Yes, it is an ‘interesting’ process.
The default is supposed to be maintaining the current EU law. Which will then be reviewed and amended to suit us in our new state of freedom™ as and when parliamentary time allows.
That is certainly one part of what people are concerned about.
The other part is that even where current UK law provisions are fine, being a member of the EU and having to maintain at least their standards on things and having the ECJ to decide whether provisions did meet the standards, etc. made it a lot harder for politicians to reduce protections in all sorts of areas.
Now that we leave the EU, the concern is obviously that the government is not more likely to increase protections (since despite what they would like to tell us in most cases you are perfectly free to provide for higher standards and protections than EU law requires). The inference has to be that leaving the EU provides greater opportunity to reduce protections.
One area causing a lot of concern (especially for me) is employment law.

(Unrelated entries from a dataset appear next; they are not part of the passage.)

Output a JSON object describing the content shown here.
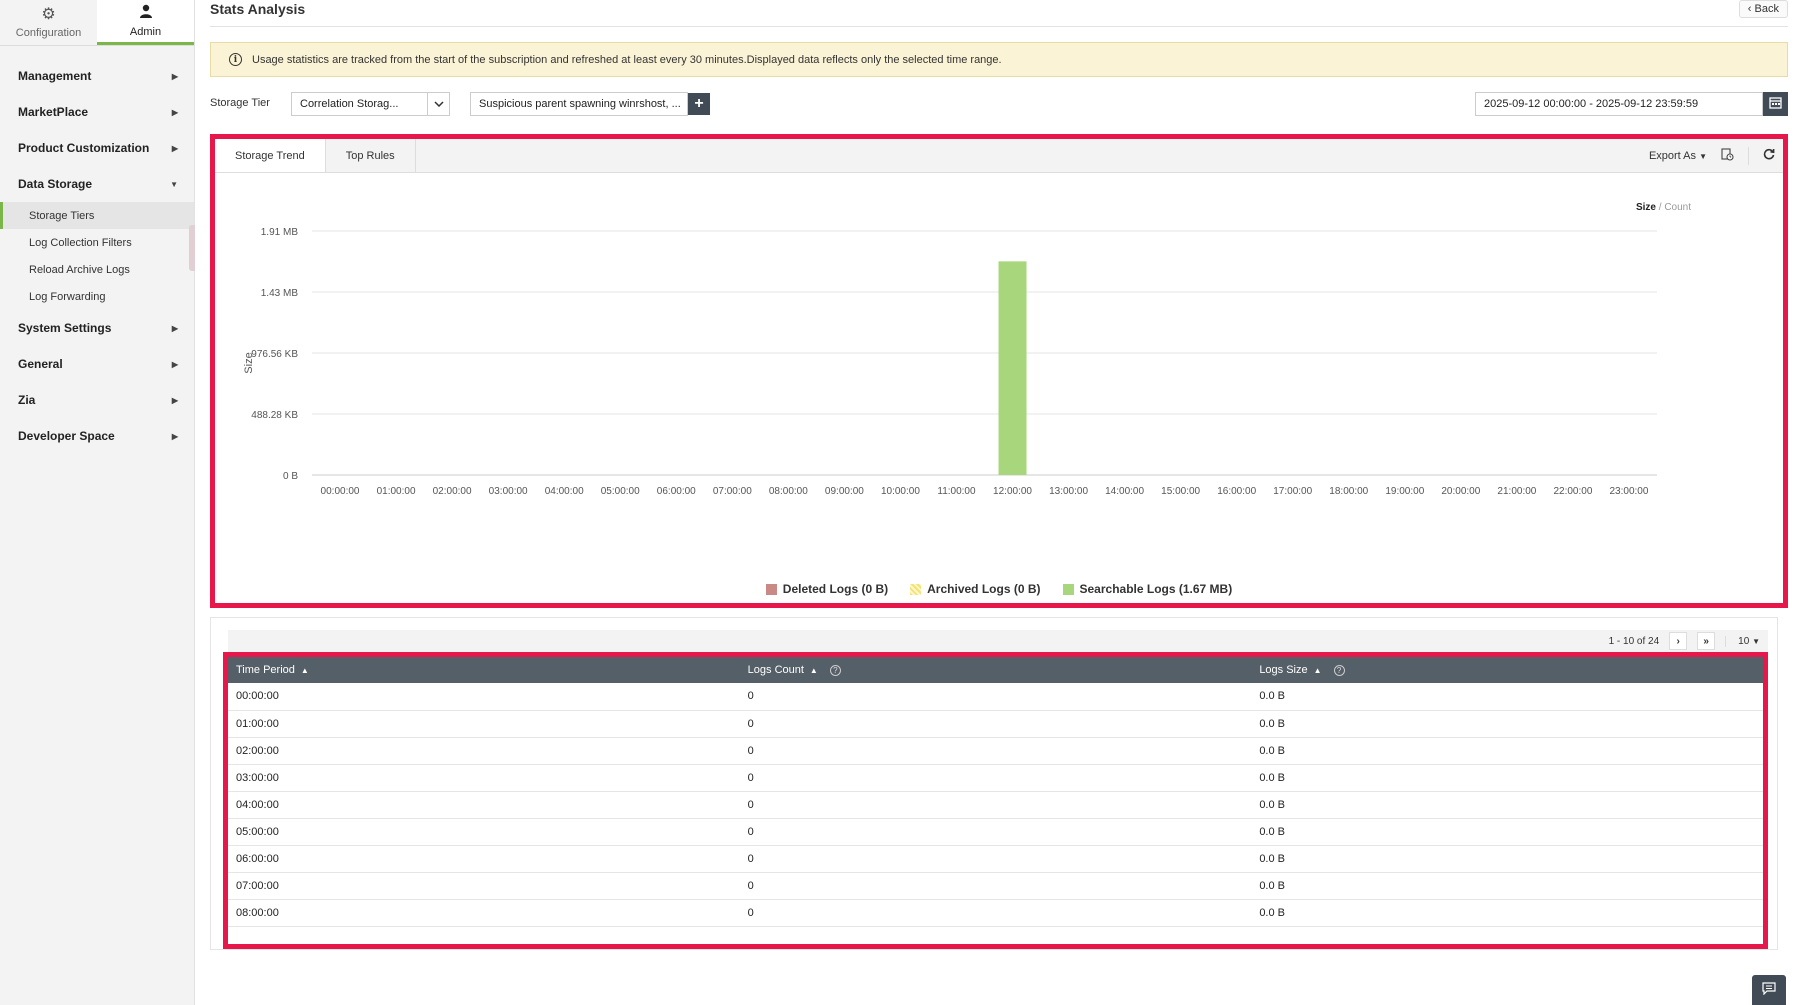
{
  "topnav": [
    {
      "label": "Configuration",
      "icon": "gear-icon",
      "active": false
    },
    {
      "label": "Admin",
      "icon": "user-icon",
      "active": true
    }
  ],
  "sidebar": {
    "items": [
      {
        "label": "Management"
      },
      {
        "label": "MarketPlace"
      },
      {
        "label": "Product Customization"
      },
      {
        "label": "Data Storage",
        "expanded": true
      },
      {
        "label": "System Settings"
      },
      {
        "label": "General"
      },
      {
        "label": "Zia"
      },
      {
        "label": "Developer Space"
      }
    ],
    "data_storage_children": [
      {
        "label": "Storage Tiers",
        "active": true
      },
      {
        "label": "Log Collection Filters"
      },
      {
        "label": "Reload Archive Logs"
      },
      {
        "label": "Log Forwarding"
      }
    ]
  },
  "header": {
    "title": "Stats Analysis",
    "back_label": "Back"
  },
  "banner": {
    "text": "Usage statistics are tracked from the start of the subscription and refreshed at least every 30 minutes.Displayed data reflects only the selected time range."
  },
  "filters": {
    "tier_label": "Storage Tier",
    "tier_value": "Correlation Storag...",
    "rule_value": "Suspicious parent spawning winrshost, ...",
    "plus_label": "+",
    "date_range": "2025-09-12 00:00:00 - 2025-09-12 23:59:59"
  },
  "tabs": [
    {
      "label": "Storage Trend",
      "active": true
    },
    {
      "label": "Top Rules",
      "active": false
    }
  ],
  "tools": {
    "export_label": "Export As"
  },
  "toggle": {
    "size": "Size",
    "sep": " / ",
    "count": "Count"
  },
  "colors": {
    "deleted": "#c98a86",
    "archived": "#f2e27a",
    "searchable": "#a8d67c",
    "highlight": "#e8174b",
    "accent": "#7ab648"
  },
  "chart_data": {
    "type": "bar",
    "stacked": true,
    "ylabel": "Size",
    "y_ticks": [
      "0 B",
      "488.28 KB",
      "976.56 KB",
      "1.43 MB",
      "1.91 MB"
    ],
    "ylim_bytes": [
      0,
      2000000
    ],
    "categories": [
      "00:00:00",
      "01:00:00",
      "02:00:00",
      "03:00:00",
      "04:00:00",
      "05:00:00",
      "06:00:00",
      "07:00:00",
      "08:00:00",
      "09:00:00",
      "10:00:00",
      "11:00:00",
      "12:00:00",
      "13:00:00",
      "14:00:00",
      "15:00:00",
      "16:00:00",
      "17:00:00",
      "18:00:00",
      "19:00:00",
      "20:00:00",
      "21:00:00",
      "22:00:00",
      "23:00:00"
    ],
    "series": [
      {
        "name": "Deleted Logs (0 B)",
        "color": "#c98a86",
        "values": [
          0,
          0,
          0,
          0,
          0,
          0,
          0,
          0,
          0,
          0,
          0,
          0,
          0,
          0,
          0,
          0,
          0,
          0,
          0,
          0,
          0,
          0,
          0,
          0
        ]
      },
      {
        "name": "Archived Logs (0 B)",
        "color": "#f2e27a",
        "values": [
          0,
          0,
          0,
          0,
          0,
          0,
          0,
          0,
          0,
          0,
          0,
          0,
          0,
          0,
          0,
          0,
          0,
          0,
          0,
          0,
          0,
          0,
          0,
          0
        ]
      },
      {
        "name": "Searchable Logs (1.67 MB)",
        "color": "#a8d67c",
        "values": [
          0,
          0,
          0,
          0,
          0,
          0,
          0,
          0,
          0,
          0,
          0,
          0,
          1751122,
          0,
          0,
          0,
          0,
          0,
          0,
          0,
          0,
          0,
          0,
          0
        ]
      }
    ],
    "grid": true,
    "legend_position": "bottom"
  },
  "pager": {
    "range": "1 - 10 of 24",
    "next": "›",
    "last": "»",
    "per_page": "10"
  },
  "table": {
    "headers": [
      "Time Period",
      "Logs Count",
      "Logs Size"
    ],
    "rows": [
      [
        "00:00:00",
        "0",
        "0.0 B"
      ],
      [
        "01:00:00",
        "0",
        "0.0 B"
      ],
      [
        "02:00:00",
        "0",
        "0.0 B"
      ],
      [
        "03:00:00",
        "0",
        "0.0 B"
      ],
      [
        "04:00:00",
        "0",
        "0.0 B"
      ],
      [
        "05:00:00",
        "0",
        "0.0 B"
      ],
      [
        "06:00:00",
        "0",
        "0.0 B"
      ],
      [
        "07:00:00",
        "0",
        "0.0 B"
      ],
      [
        "08:00:00",
        "0",
        "0.0 B"
      ]
    ]
  }
}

There are any number of provisions (many of which UK governments actually pushed for - as with a lot of EU law) which are very unpopular with some businesses and a lot of the current crop of politicians.

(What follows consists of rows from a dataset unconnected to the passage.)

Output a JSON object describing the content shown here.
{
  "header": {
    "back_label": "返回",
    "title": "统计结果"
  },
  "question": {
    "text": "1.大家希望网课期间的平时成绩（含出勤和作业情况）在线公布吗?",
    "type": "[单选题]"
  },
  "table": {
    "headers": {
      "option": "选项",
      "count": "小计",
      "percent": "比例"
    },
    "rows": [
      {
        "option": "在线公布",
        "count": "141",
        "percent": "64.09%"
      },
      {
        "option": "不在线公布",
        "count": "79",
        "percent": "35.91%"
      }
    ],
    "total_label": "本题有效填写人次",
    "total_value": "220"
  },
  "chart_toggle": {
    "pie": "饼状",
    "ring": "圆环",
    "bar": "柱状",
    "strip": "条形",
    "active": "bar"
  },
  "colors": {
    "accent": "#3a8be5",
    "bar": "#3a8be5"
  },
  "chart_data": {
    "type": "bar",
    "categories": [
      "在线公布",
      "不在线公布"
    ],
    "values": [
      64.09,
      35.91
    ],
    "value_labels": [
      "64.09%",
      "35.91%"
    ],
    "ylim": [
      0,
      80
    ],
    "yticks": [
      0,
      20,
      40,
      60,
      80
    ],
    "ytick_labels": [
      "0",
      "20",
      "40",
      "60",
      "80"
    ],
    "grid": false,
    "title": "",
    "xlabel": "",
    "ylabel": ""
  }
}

Conservative governments have frequently bemoaned the fact that EU law prevents them from accommodating the needs of business/making things easier for their cronies (delete whichever suits the reader’s political preferences
).
This is a relatively recent example under the Tory/LibDem coalition which gives a reasonable idea of the sort of aims they would like to achieve:
Animal welfare is another example. One of the things that held up TTIP was the US’s comparatively terrible food standards provisions. Not surprisingly EU farmers (and consumers) weren’t keen to have their market flooded by US standard foodstuffs.

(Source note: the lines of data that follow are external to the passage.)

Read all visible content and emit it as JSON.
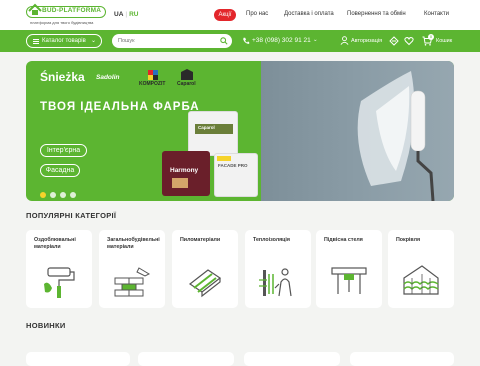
{
  "header": {
    "logo_text": "BUD-PLATFORMA",
    "logo_tagline": "платформа для твого будівництва",
    "lang_ua": "UA",
    "lang_sep": "|",
    "lang_ru": "RU",
    "promo_label": "Акції",
    "nav": [
      "Про нас",
      "Доставка і оплата",
      "Повернення та обмін",
      "Контакти"
    ]
  },
  "toolbar": {
    "catalog_label": "Каталог товарів",
    "search_placeholder": "Пошук",
    "phone": "+38 (098) 302 91 21",
    "account_label": "Авторизація",
    "cart_count": "0",
    "cart_label": "Кошик"
  },
  "hero": {
    "brands": [
      "Śnieżka",
      "Sadolin",
      "KOMPOZIT",
      "Caparol"
    ],
    "title": "ТВОЯ ІДЕАЛЬНА ФАРБА",
    "pills": [
      "Інтер'єрна",
      "Фасадна"
    ],
    "slides_count": 4,
    "active_slide": 1,
    "cans": [
      "Caparol",
      "Harmony",
      "FACADE PRO"
    ]
  },
  "categories": {
    "title": "ПОПУЛЯРНІ КАТЕГОРІЇ",
    "items": [
      {
        "name": "Оздоблювальні матеріали",
        "icon": "paint-roller-icon"
      },
      {
        "name": "Загальнобудівельні матеріали",
        "icon": "brick-wall-icon"
      },
      {
        "name": "Пиломатеріали",
        "icon": "lumber-icon"
      },
      {
        "name": "Теплоізоляція",
        "icon": "insulation-icon"
      },
      {
        "name": "Підвісна стеля",
        "icon": "suspended-ceiling-icon"
      },
      {
        "name": "Покрівля",
        "icon": "roof-tiles-icon"
      }
    ]
  },
  "new_section": {
    "title": "НОВИНКИ"
  },
  "colors": {
    "brand_green": "#5cb531",
    "promo_red": "#e3262b",
    "slide_dot_active": "#f6d32b"
  }
}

We tend to prefer rather fewer chemicals in our food (or at least different ones). We’re not keen on GM foodstuffs being included in our food without at least telling us about it and so on.
Once we’re out of the EU, we will of course be free to do our own trade deal with the US (which we are reliably assured your president is only waiting to hand us).
The concern that perhaps our politicians won’t be too keen to jeopardise any deal by insisting on not allowing the US to say flood our markets with chlorinated chicken or pigs pumped full of antibiotics is quite high and I think realistic.